一口二口食べ、口の周りが血で汚れまるで口紅でも塗ったかの様に真っ赤になったところでルナの動きが止まった。そして、えさを食べた後の腹ごなしでもするかのように二三歩あるきだした所で、もう一度動きが止まった。


 そして、徐々にルナは立ち上がりまさにファンタジーのキャラクターの様に二足歩行になった。そして、ルナはこま回しで再生されている人類の進化のイラストの様な動きで少しづつ進化して行った。


 そして、頭から長い髪の毛が生え、体と四肢が伸び、肉球が消えて人間の手の形になり、鼻は段々と高くなり、長い髭の生えた口は消えてぷっくりとした人間の唇になり、段々と人型になっていくのが見えた。人型になり終えたその姿は・・・・


 「私?」間違いない、凝った化粧を施した顔、クリーム色のスーツ、茶髪の長髪、口元の黒子。私だ....。


 この動きを一通り見た時、私は察した。私は死んだ・・・。ルナは私になったんだ、私はルナに体を乗っ取られたんだ...。

 

 完全に私の方だになったルナは「さよなら、ママ。」と、私を見て手を振り、死霊が転生する事が出来る下りの電車に乗った。


 8月18日―

 「うえっ、気持ち悪い。」

 「よりによって、電車に轢かれるなんて可哀そうですね。この猫...。」

 「もうそこら中に飛び散ってるじゃないか、暫くハンバーグ喰えそうもねえな。」

 「ははは、そうですね。」

 

 あれっ?ここ、現世じゃない。あれは夢だったの?

 自分の周りを取り囲む作業着姿の男性二人、一人はゴミ袋を持っていた。

 ちょっと待って...、ここって線路。

 ハサミで拾われた猫の前足、それは見覚えがあった。

 

 中年の男と目が合った。男は言った。

 「しかしこの黒猫珍しいな、頭に三日月みたいな模様があるぞ?」

 「どっかのキャラクター見たいっすね。」

 

 ルナの特徴を聞いた私の頭によぎったのは、回収されているのは私の体の一部。えっ、待ってよ。私は空いたルナの体に入れられたって事?嫌よ!元に戻してよ!

 「うわっ!まだ若干生きてますよ!?」

 「まあ、もうじき死ぬだろうな。」

 「可哀想ですね...。
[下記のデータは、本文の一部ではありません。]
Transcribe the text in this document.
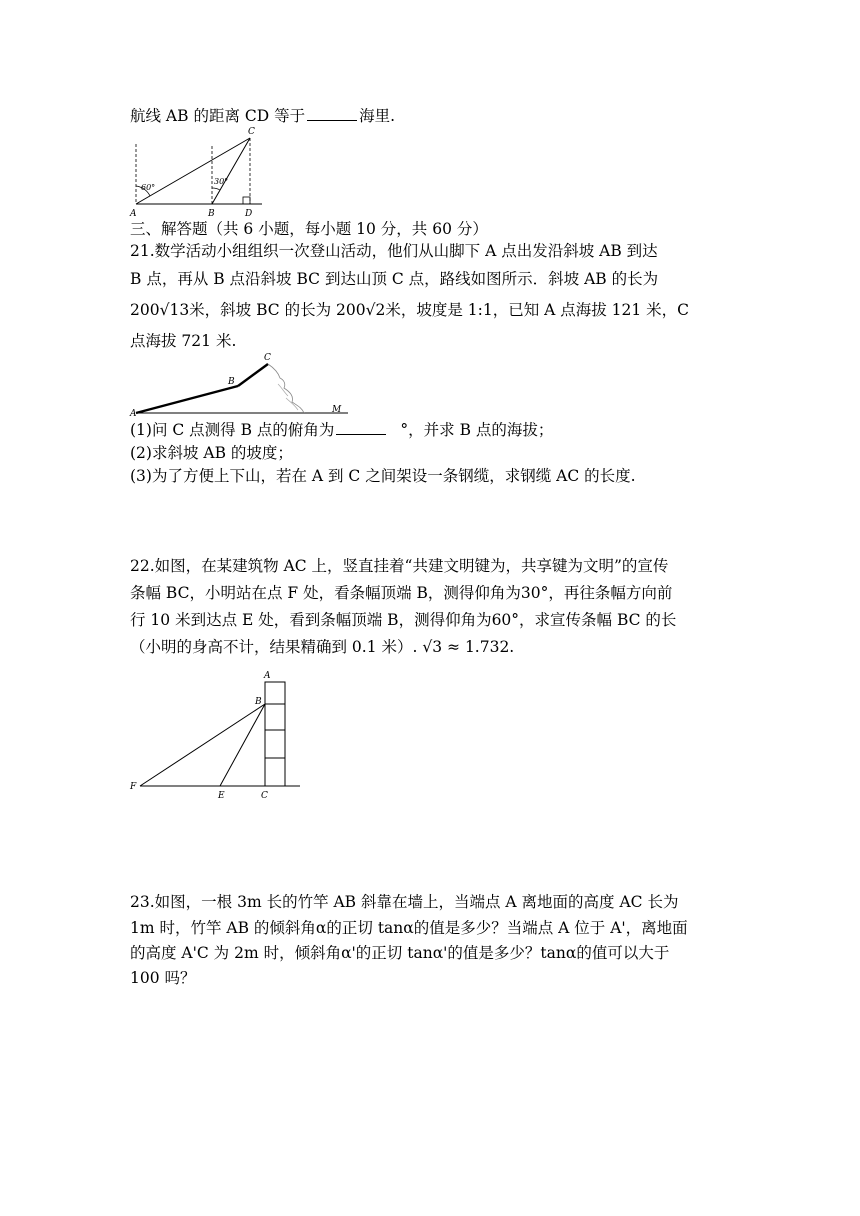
航线 AB 的距离 CD 等于	海里.
60°
30°
A	B
C
D
三、解答题（共 6 小题，每小题 10 分，共 60 分）
21.数学活动小组组织一次登山活动，他们从山脚下 A 点出发沿斜坡 AB 到达
B 点，再从 B 点沿斜坡 BC 到达山顶 C 点，路线如图所示．斜坡 AB 的长为
200√13米，斜坡 BC 的长为 200√2米，坡度是 1:1，已知 A 点海拔 121 米，C
点海拔 721 米.
A
B
C
M
(1)问 C 点测得 B 点的俯角为	°，并求 B 点的海拔；
(2)求斜坡 AB 的坡度；
(3)为了方便上下山，若在 A 到 C 之间架设一条钢缆，求钢缆 AC 的长度.
22.如图，在某建筑物 AC 上，竖直挂着“共建文明键为，共享键为文明”的宣传
条幅 BC，小明站在点 F 处，看条幅顶端 B，测得仰角为30°，再往条幅方向前
行 10 米到达点 E 处，看到条幅顶端 B，测得仰角为60°，求宣传条幅 BC 的长
（小明的身高不计，结果精确到 0.1 米）. √3 ≈ 1.732.
A
B
C
E
F
23.如图，一根 3m 长的竹竿 AB 斜靠在墙上，当端点 A 离地面的高度 AC 长为
1m 时，竹竿 AB 的倾斜角α的正切 tanα的值是多少？当端点 A 位于 A'，离地面
的高度 A'C 为 2m 时，倾斜角α'的正切 tanα'的值是多少？tanα的值可以大于
100 吗？
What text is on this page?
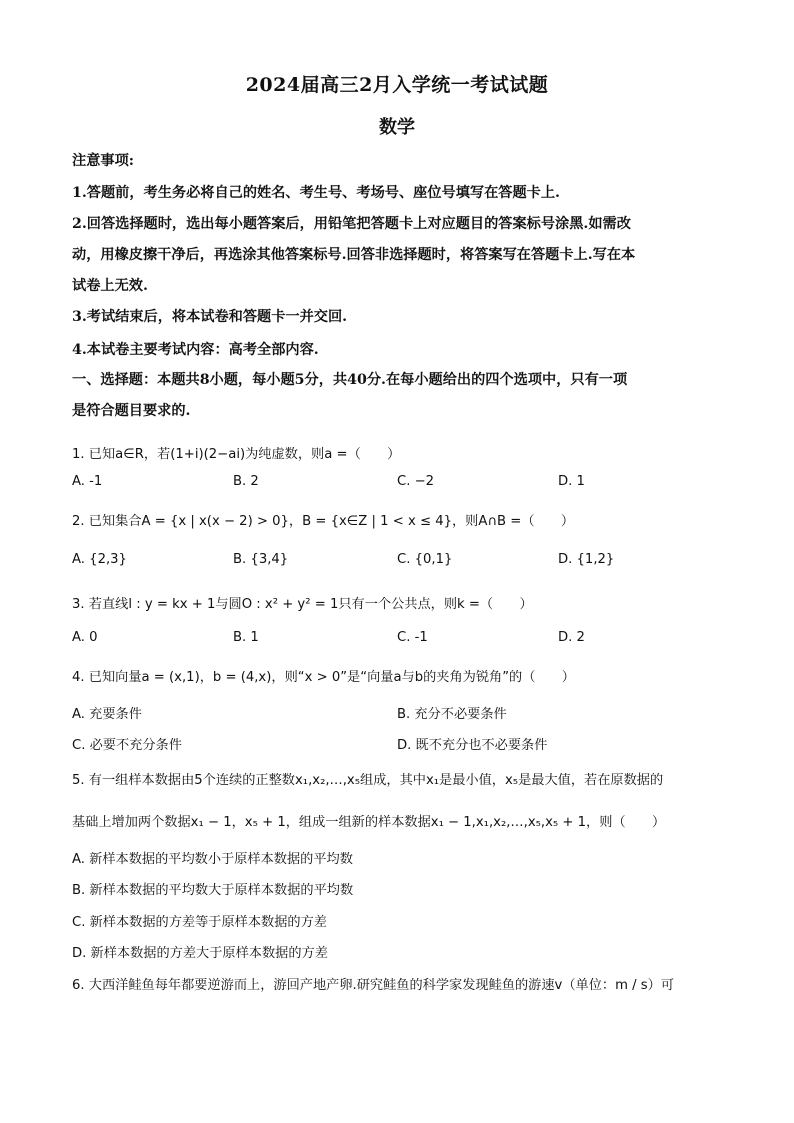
2024届高三2月入学统一考试试题
数学
注意事项:
1.答题前，考生务必将自己的姓名、考生号、考场号、座位号填写在答题卡上.
2.回答选择题时，选出每小题答案后，用铅笔把答题卡上对应题目的答案标号涂黑.如需改
动，用橡皮擦干净后，再选涂其他答案标号.回答非选择题时，将答案写在答题卡上.写在本
试卷上无效.
3.考试结束后，将本试卷和答题卡一并交回.
4.本试卷主要考试内容：高考全部内容.
一、选择题：本题共8小题，每小题5分，共40分.在每小题给出的四个选项中，只有一项
是符合题目要求的.
1. 已知a∈R，若(1+i)(2−ai)为纯虚数，则a =（　　）
A. -1	B. 2	C. −2	D. 1
2. 已知集合A = {x | x(x − 2) > 0}，B = {x∈Z | 1 < x ≤ 4}，则A∩B =（　　）
A. {2,3}	B. {3,4}	C. {0,1}	D. {1,2}
3. 若直线l : y = kx + 1与圆O : x² + y² = 1只有一个公共点，则k =（　　）
A. 0	B. 1	C. -1	D. 2
4. 已知向量a = (x,1)，b = (4,x)，则“x > 0”是“向量a与b的夹角为锐角”的（　　）
A. 充要条件	B. 充分不必要条件
C. 必要不充分条件	D. 既不充分也不必要条件
5. 有一组样本数据由5个连续的正整数x₁,x₂,…,x₅组成，其中x₁是最小值，x₅是最大值，若在原数据的
基础上增加两个数据x₁ − 1，x₅ + 1，组成一组新的样本数据x₁ − 1,x₁,x₂,…,x₅,x₅ + 1，则（　　）
A. 新样本数据的平均数小于原样本数据的平均数
B. 新样本数据的平均数大于原样本数据的平均数
C. 新样本数据的方差等于原样本数据的方差
D. 新样本数据的方差大于原样本数据的方差
6. 大西洋鲑鱼每年都要逆游而上，游回产地产卵.研究鲑鱼的科学家发现鲑鱼的游速v（单位：m / s）可
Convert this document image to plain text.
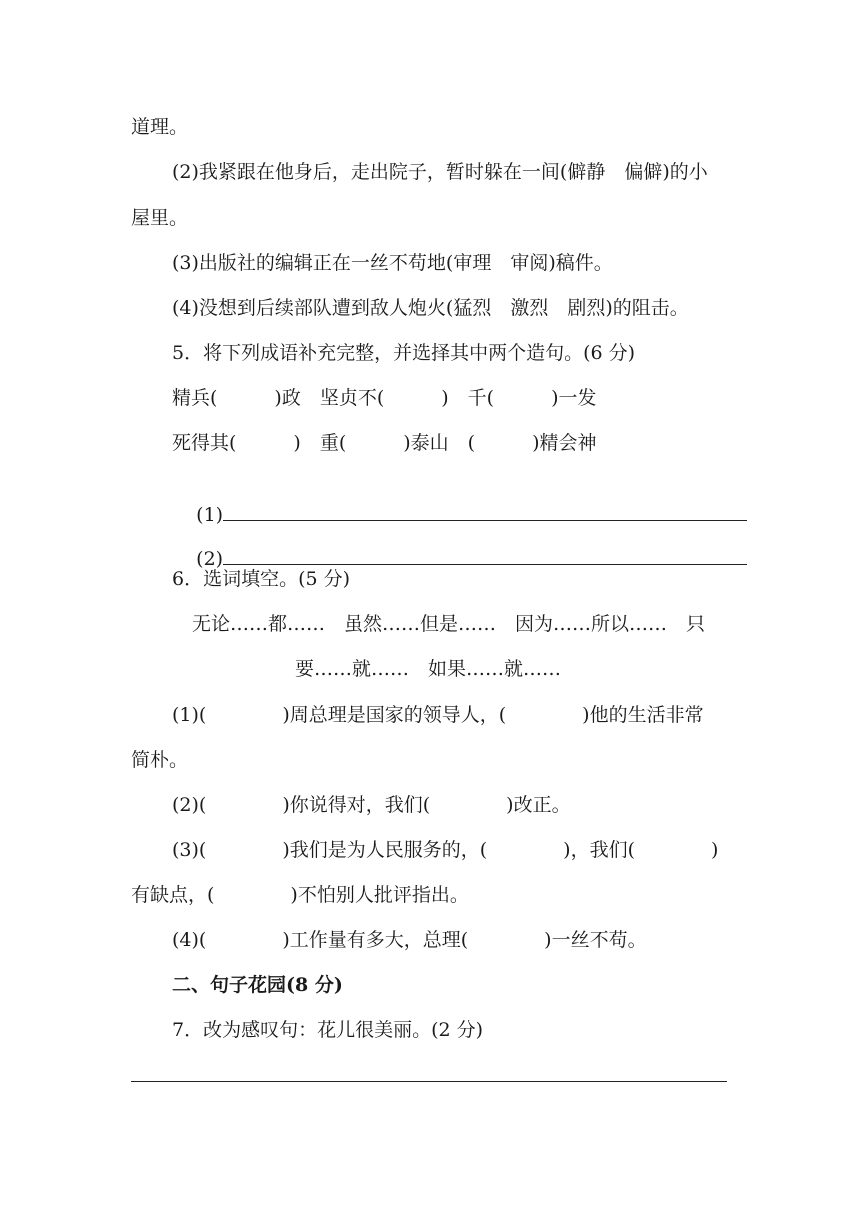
道理。
(2)我紧跟在他身后，走出院子，暂时躲在一间(僻静　偏僻)的小
屋里。
(3)出版社的编辑正在一丝不苟地(审理　审阅)稿件。
(4)没想到后续部队遭到敌人炮火(猛烈　激烈　剧烈)的阻击。
5．将下列成语补充完整，并选择其中两个造句。(6 分)
精兵(　　　)政　坚贞不(　　　)　千(　　　)一发
死得其(　　　)　重(　　　)泰山　(　　　)精会神

(1)

(2)

6．选词填空。(5 分)
无论……都……　虽然……但是……　因为……所以……　只
要……就……　如果……就……
(1)(　　　　)周总理是国家的领导人，(　　　　)他的生活非常
简朴。
(2)(　　　　)你说得对，我们(　　　　)改正。
(3)(　　　　)我们是为人民服务的，(　　　　)，我们(　　　　)
有缺点，(　　　　)不怕别人批评指出。
(4)(　　　　)工作量有多大，总理(　　　　)一丝不苟。
二、句子花园(8 分)
7．改为感叹句：花儿很美丽。(2 分)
」

 「おーよしよし、今度生まれ変わったときは幸せになるんだよ?」

 やめて!私は猫じゃない!!助けて!!!

 

 心中の叫びは通じるわけもなく、私はバラバラになった嘗てルナだったクロネコのバラバラ死体が入った袋に押し込められた....。


 「そっか...、私は処分されるんだ。野良猫の死体として、燃やされるんだ...。」

 これからの自分の末路が脳裏に浮かんだとき、ダンボールに押し込められたルナの姿が浮かんだ。

 

 「ここはどこ!?なんでこんなところに閉じ込めるの!?出して!出してよママ!!待って!!置いてかないで!!!」

 

 脳裏に浮かぶルナの姿。確かに人の言葉を話していた。ダンボールをひたすら引っかき、ここから出してと必死で訴えるルナの姿が浮かんでいた。

 

 その姿は、まるでルナの体に入った私と同じだった....。


 そして、ルナが私に言い放った言葉が浮かんで来た。

 

 「あんたは、母親失格よ....。」

 

 そして、娘の泣き顔とそれを慰める夫の顔が浮かんできた...。

 

 「ルナ...、あなたを一方的に攻める事は出来ないわ。全ては、私が蒔いた種だから。私は、母親失格だったわ...。私は娘を、ただ自分が完璧な母親であると言う優越感を味わう道具として扱っていたのね...。そう言えば、ずっと母親らしい事してあげてなかったなあ。ずっと私を支えてくれてた夫の事も、私はぞんざいに扱っていた...。駄目な妻、駄目な母だったわ....私...。」


 意識が薄れて来た。そうか、私はこれからまた幽霊になるんだ....。


 「あなた....ごめんなさい、凛子...ごめんね....。あなたの連れ合いとして、もう少し向き合えば良かった。凛子が好成績を収めた時はたくさん褒めてあげれば良かった、駄目だった時は何がダメだったか向き合ってあげれば良かった。そして、新しく家族になったルナの事も快く受け入れて河合がってあげれば良かった」


 残骸をすべて袋に詰め終わった業者の乗るトラックのエンジン音が聞こえた時、もう殆ど私の視界は無くなっていた...。


 そして私は、届く事の無い言葉を娘と夫に送った...。